Scott decided to leave Tucker's shoes off for now. He used the hoof testers and, although Tucker showed some sensitivity, he was not too reactive. So, considering the capricious weather with spring rains and slop intermixed with incredibly good footing, he decided it was worth a shot so see how things go.
When I spoke to him on the phone, he did say if Tucker seemed to be too ouchy when I rode him he would come out right away to put some shoes on.
I just started the magnesium this week, so I don't know yet if it's going to have any effect. Once again, it's a matter of wait and see. The good thing is that Tuck's hoofs seem pretty solid and are not showing signs of any cracks or excessive wear at this point. It's just some sensitive soles.
Meantime, Scott emailed me a picture of my buddy Mic, his border collie, waiting at my back door for me to come out to play. Needless to say, I felt really bad about this and apologized to Mic who was by the phone when I spoke to Scott. I told Scott from now until June when school gets out that we really should schedule Saturday shoeings. That way Mic's toy tosser will be available for fun and games.
Below is the picture of Mic.
However, please excuse the tree branches scattered about. Treeman has not yet been back. I did call him to tell him not to hurry as I am still waiting for my income tax refund so I can pay him. Or, perhaps a paycheck from school which will be coming at the end of the month...although I don't know how many days that will be for yet.
If you think I was exaggerating about the trees down here, the following series of photos may change your mind. If you could count the rings in the cut trunk below, it would be over 60--that tree had been growing since the late 1940's and was probably one of my family's first Christmas trees.
Here's the pile of three pines each around 30-40 feet tall. Scott had to back his truck and trailer in through the other side of the driveway because he couldn't back around his usual way with these logs in the way.
Towards the right in this picture, you can see more pines. One of them was also on the brink of toppling, and the power company trimmed it this week.
Below, the broken stump and uprooted section that was the cause of all the eventual logging operation. The tree was nearly ready to fall over and when they pulled it to make sure it fell in the right direction, the roots pulled right out of the ground.

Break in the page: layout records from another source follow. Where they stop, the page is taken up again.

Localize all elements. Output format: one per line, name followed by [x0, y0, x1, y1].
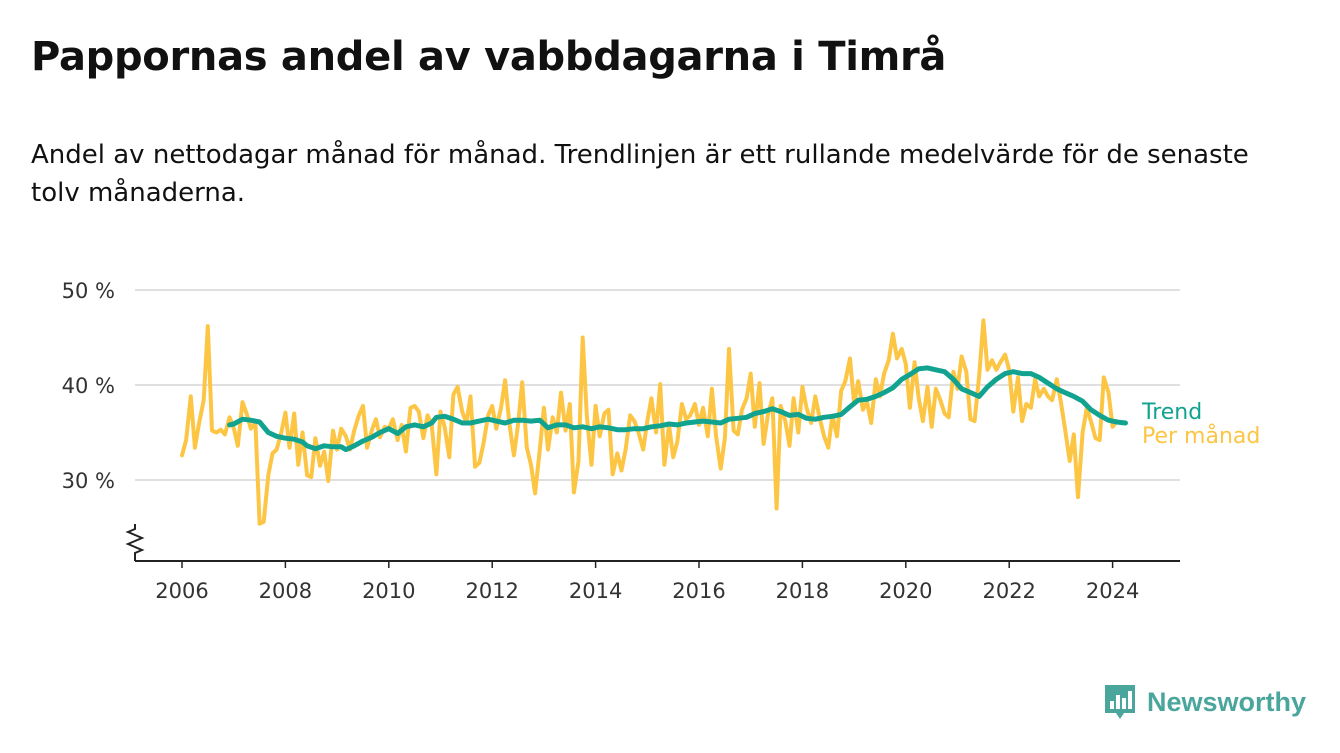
brand-name: Newsworthy: [1147, 686, 1307, 717]
gridlines: [135, 289, 1180, 481]
chart-title: Pappornas andel av vabbdagarna i Timrå: [31, 34, 947, 80]
x-axis: [125, 524, 1180, 568]
x-tick-label: 2008: [259, 579, 312, 603]
x-axis-tick-labels: 2006 2008 2010 2012 2014 2016 2018 2020 2022 2024: [155, 579, 1139, 603]
y-tick-label: 30 %: [62, 469, 115, 493]
legend-label-trend: Trend: [1141, 400, 1202, 425]
series-line-trend: [227, 365, 1128, 453]
x-tick-label: 2020: [879, 579, 932, 603]
x-tick-label: 2012: [465, 579, 518, 603]
newsworthy-logo-icon: [1105, 685, 1135, 719]
brand-logo: Newsworthy: [1103, 683, 1306, 721]
series-layer: [180, 318, 1128, 526]
x-tick-label: 2006: [155, 579, 208, 603]
y-tick-label: 50 %: [62, 279, 115, 303]
series-line-per-manad: [180, 318, 1119, 526]
legend-label-per-manad: Per månad: [1142, 423, 1260, 449]
x-tick-label: 2024: [1086, 579, 1139, 603]
x-tick-label: 2022: [982, 579, 1035, 603]
x-tick-label: 2016: [672, 579, 725, 603]
chart-subtitle: Andel av nettodagar månad för månad. Tre…: [31, 140, 1249, 208]
y-tick-label: 40 %: [62, 374, 115, 398]
x-tick-label: 2010: [362, 579, 415, 603]
x-tick-label: 2018: [776, 579, 829, 603]
x-tick-label: 2014: [569, 579, 622, 603]
axis-break-icon: [125, 524, 145, 561]
y-axis-tick-labels: 30 % 40 % 50 %: [62, 279, 115, 493]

I paced this fallen tree at nearly 40 feet long. Sad to see it go, but once it started to fall over on its own, there wasn't much choice. We could have used cables to stabilize it, but what kind of mess would that be in the yard--especially if the horses got loose? By the way, the Treeman also took down my fence which normally crosses this part of the lawn to keep the horses from getting out on the road should they get out of the paddocks. He will put the fence back once the debris is cleaned up.
This tree will need to come down too as it is already nearly dead. The branch on the ground is deceptive in the picture. It is a lot heavier than it looks, but I was able to drag it out of the driveway by myself the day of the storm.